Die Stimmung in der deutschen Wirtschaft hat sich im Juli deutlich verschlechtert. Dutzende Gewinnwarnungen und Verlustmeldungen großer Industrieunternehmen zeigen, wo die Reise hingeht.

Ifo-Geschäftsklima im freien Fall

Der Geschäftsklimaindex des Münchener Ifo-Instituts hat bei seiner monatlichen Umfrage unter 9.000 führenden ManagerInnen den niedrigsten Wert seit April 2013 ermittelt. Seit Ende letzten Jahres ist der Klimaindex im dauerhaften Fall. Er sank in den vergangenen elf Monaten zehn Mal.

Auch die Lage der deutschen Wirtschaft und die Erwartungen der ManagerInnen für die kommende Zeit werden immer schlechter eingeschätzt. Alle Indizes haben seit November 2018 rund sechs Punkte verloren.

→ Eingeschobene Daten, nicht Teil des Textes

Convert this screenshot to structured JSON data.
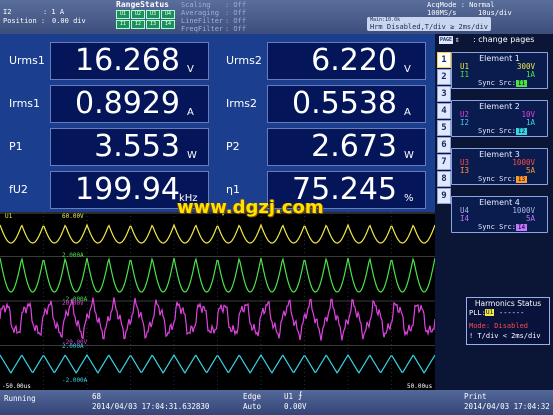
{
  "topbar": {
    "range_label": "I2",
    "range_value": ": 1 A",
    "position_label": "Position :",
    "position_value": "0.00 div",
    "range_status_title": "RangeStatus",
    "range_boxes": [
      "U1",
      "U2",
      "U3",
      "U4",
      "I1",
      "I2",
      "I3",
      "I4"
    ],
    "settings": [
      {
        "label": "Scaling",
        "value": ": Off"
      },
      {
        "label": "Averaging",
        "value": ": Off"
      },
      {
        "label": "LineFilter",
        "value": ": Off"
      },
      {
        "label": "FreqFilter",
        "value": ": Off"
      }
    ],
    "acq_mode": "AcqMode : Normal",
    "sample_rate": "100MS/s",
    "time_div": "10us/div",
    "main": "Main:10.0k",
    "hrm_message": "Hrm Disabled,T/div ≥ 2ms/div"
  },
  "measurements": [
    {
      "label": "Urms1",
      "value": "16.268",
      "unit": "V"
    },
    {
      "label": "Urms2",
      "value": "6.220",
      "unit": "V"
    },
    {
      "label": "Irms1",
      "value": "0.8929",
      "unit": "A"
    },
    {
      "label": "Irms2",
      "value": "0.5538",
      "unit": "A"
    },
    {
      "label": "P1",
      "value": "3.553",
      "unit": "W"
    },
    {
      "label": "P2",
      "value": "2.673",
      "unit": "W"
    },
    {
      "label": "fU2",
      "value": "199.94",
      "unit": "kHz"
    },
    {
      "label": "η1",
      "value": "75.245",
      "unit": "%"
    }
  ],
  "page": {
    "page_label": "PAGE",
    "change_pages": ": change pages",
    "tabs": [
      "1",
      "2",
      "3",
      "4",
      "5",
      "6",
      "7",
      "8",
      "9"
    ]
  },
  "elements": [
    {
      "title": "Element 1",
      "u_label": "U1",
      "u_value": "300V",
      "i_label": "I1",
      "i_value": "1A",
      "sync": "Sync Src:",
      "sync_badge": "I1",
      "u_color": "#f2e94a",
      "i_color": "#4be34b"
    },
    {
      "title": "Element 2",
      "u_label": "U2",
      "u_value": "10V",
      "i_label": "I2",
      "i_value": "1A",
      "sync": "Sync Src:",
      "sync_badge": "I2",
      "u_color": "#e043e0",
      "i_color": "#37d5e6"
    },
    {
      "title": "Element 3",
      "u_label": "U3",
      "u_value": "1000V",
      "i_label": "I3",
      "i_value": "5A",
      "sync": "Sync Src:",
      "sync_badge": "I3",
      "u_color": "#ff4a4a",
      "i_color": "#ff9a2e"
    },
    {
      "title": "Element 4",
      "u_label": "U4",
      "u_value": "1000V",
      "i_label": "I4",
      "i_value": "5A",
      "sync": "Sync Src:",
      "sync_badge": "I4",
      "u_color": "#a9b8e6",
      "i_color": "#c277ff"
    }
  ],
  "harmonics": {
    "title": "Harmonics Status",
    "pll": "PLL:",
    "pll_badge": "U1",
    "pll_value": "------",
    "mode": "Mode: Disabled",
    "note": "! T/div < 2ms/div"
  },
  "waveform": {
    "ch1_label": "U1",
    "ch1_top": "60.00V",
    "ch2_top": "2.000A",
    "ch2_bottom": "-2.000A",
    "ch3_top": "20.00V",
    "ch3_bottom": "-20.00V",
    "ch4_top": "2.000A",
    "ch4_bottom": "-2.000A",
    "time_left": "-50.00us",
    "time_right": "50.00us"
  },
  "bottombar": {
    "status": "Running",
    "count": "68",
    "timestamp1": "2014/04/03 17:04:31.632830",
    "trigger_slope": "Edge",
    "trigger_mode": "Auto",
    "trigger_source": "U1",
    "trigger_level": "0.00V",
    "print_label": "Print",
    "timestamp2": "2014/04/03 17:04:32"
  },
  "watermark": "www.dgzj.com",
  "colors": {
    "u1": "#f2e94a",
    "i1": "#4be34b",
    "u2": "#e043e0",
    "i2": "#37d5e6"
  }
}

Neben der Industrie deuten sich auch in anderen Wirtschaftszweigen mittlerweile Krisenerscheinungen an. Selbst die ExpertInnen der wirtschaftsnahen Institute gehen mittlerweile von einer Rezession, also einem anhaltenden Rückgang der Wirtschaftsleistung, im Sommer oder Herbst diesen Jahres aus.

Steht ein noch größerer Crash bevor als vor zehn Jahren?

EZB scheut noch vor weiterer Zinssenkung noch zurück

Viele Finanzexperten hatten für heute eine weitere Senkung des Leitzinses von der Europäischen Zentralbank (EZB) erwartet. Diese Erwartungen wurden bitter enttäuscht. Der Leitzins der EZB wird vorerst weiter bei seinem bisherigen Rekordtief von 0,0 Prozent bleiben. Bereits seit März 2016 liegt der europäische Leitzins auf diesem Rekordtief. Finanzexperten hatten für heute mit einer weiteren Absenkung des Leitzins auf -0,5 oder -1,0 Prozent gerechnet, um die Wirtschaft in der Eurozone künstlich anzuheizen.